As ilustrações são recursos imprescindíveis para elucidar a visão das crianças sobre o tema a ser estudado. “O livro didático, ao cumprir a sua função educativa de informar e formar gerações, contribui também para difundir e perpetuar determinadas ideias, valores, preconceitos e estereótipos. (BARBOZA, 2020, p. 366).” A partir das imagens do livro a criança pode mensurar qual a realidade vivenciada pelo texto, quais pessoas faziam parte do momento histórico narrado e como as pessoas participam da sociedade, ou seja, quais lugares possuem o direito de ocupar. O aluno dos Anos Iniciais do Ensino Fundamental procura se identificar com as personagens que se fazem presentes nas instruções de apresentação das seções do livro, nas histórias que são contadas em formas de quadrinhos, e, em especial, nas ilustrações da sociedade, caracterizadas pelas situações de convívio cotidiano entre os diferentes sujeitos. Quando a criança se procurar entre as ilustrações e encontrar personagens que lembrem a si própria, ela se sentirá integrante do mundo escolar, sujeito da história, existente, presente e importante para a sociedade.

REFERÊNCIAS

BARBOZA, Rainiel Lopes. As representações do negro e do índio nos livros didáticos brasileiros (1970-2000). Revista Eletrônica Discente do Curso de História, UFAM, ano 4, v. 4, n. 1, p. 362-374, 2020.

BRASIL. Ministério da Educação. Secretaria Especial de Políticas de Promoção da Igualdade Racial. Diretrizes Curriculares Nacionais para a Educação das Relações Étnicos-Raciais e para o Ensino de História e Cultura Afro-Brasileira e Africana. Brasília, DF, 2004. 35p.

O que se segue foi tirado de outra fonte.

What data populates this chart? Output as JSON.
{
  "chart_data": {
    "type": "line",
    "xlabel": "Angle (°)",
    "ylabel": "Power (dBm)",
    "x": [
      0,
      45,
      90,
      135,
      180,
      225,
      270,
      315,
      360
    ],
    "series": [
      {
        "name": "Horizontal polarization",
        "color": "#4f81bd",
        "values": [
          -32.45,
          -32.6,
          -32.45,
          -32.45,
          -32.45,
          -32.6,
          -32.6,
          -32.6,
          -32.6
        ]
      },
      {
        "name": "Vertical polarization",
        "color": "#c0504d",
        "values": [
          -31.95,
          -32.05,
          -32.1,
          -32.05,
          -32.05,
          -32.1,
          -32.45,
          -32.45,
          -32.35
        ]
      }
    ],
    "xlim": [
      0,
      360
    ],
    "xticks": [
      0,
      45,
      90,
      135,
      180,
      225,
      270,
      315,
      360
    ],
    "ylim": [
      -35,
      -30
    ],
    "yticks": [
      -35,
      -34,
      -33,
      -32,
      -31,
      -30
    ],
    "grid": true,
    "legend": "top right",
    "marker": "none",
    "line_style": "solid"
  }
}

EDUCAÇÃO JÁ. Equidade Étnico-Racial na Educação: recomendações de políticas de equidade étnico-racial para os governos federal e estaduais”. 2022. Disponível em: https://www.fundacaotelefonicavivo.org.br/acervo/caderno-equidade-etnico-racial-educacao/. Acesso em: 26 fev. 2023.

GLOBOPLAY. Encantado’s. (2022). Disponível em: https://www.youtube.com/watch?app=desktop&v=vg3Y1GHJaGg. Acesso em: 26 fev. 2023.

GRESSLER, Lori Alice. História do Mato Grosso do Sul, 5º Ano / Lori Alice Gressler, Luiza Mello Vasconcelos, Zelia Peres de Souza Kruger. São Paulo: FTD, 2008.

LIMA, Terezinha Bazé de. Relações Étnico-Raciais na Educação e Educação Indígena. Terezinha Bazé de Lima. Dourados: UNIGRAN, 2023. 54p.

Mundo amigo: geografia / obra coletiva concebida, desenvolvida e produzida por Edições SM; editora responsável Renata Paiva. 1. ed. São Paulo: Edições SM, 2011. (Mundo amigo)

RAMA, Angela. Projeto Prosa: geografia, 4º ano / Angela Rama, Marcelo Moraes Paula. São Paulo: Saraiva, 2008.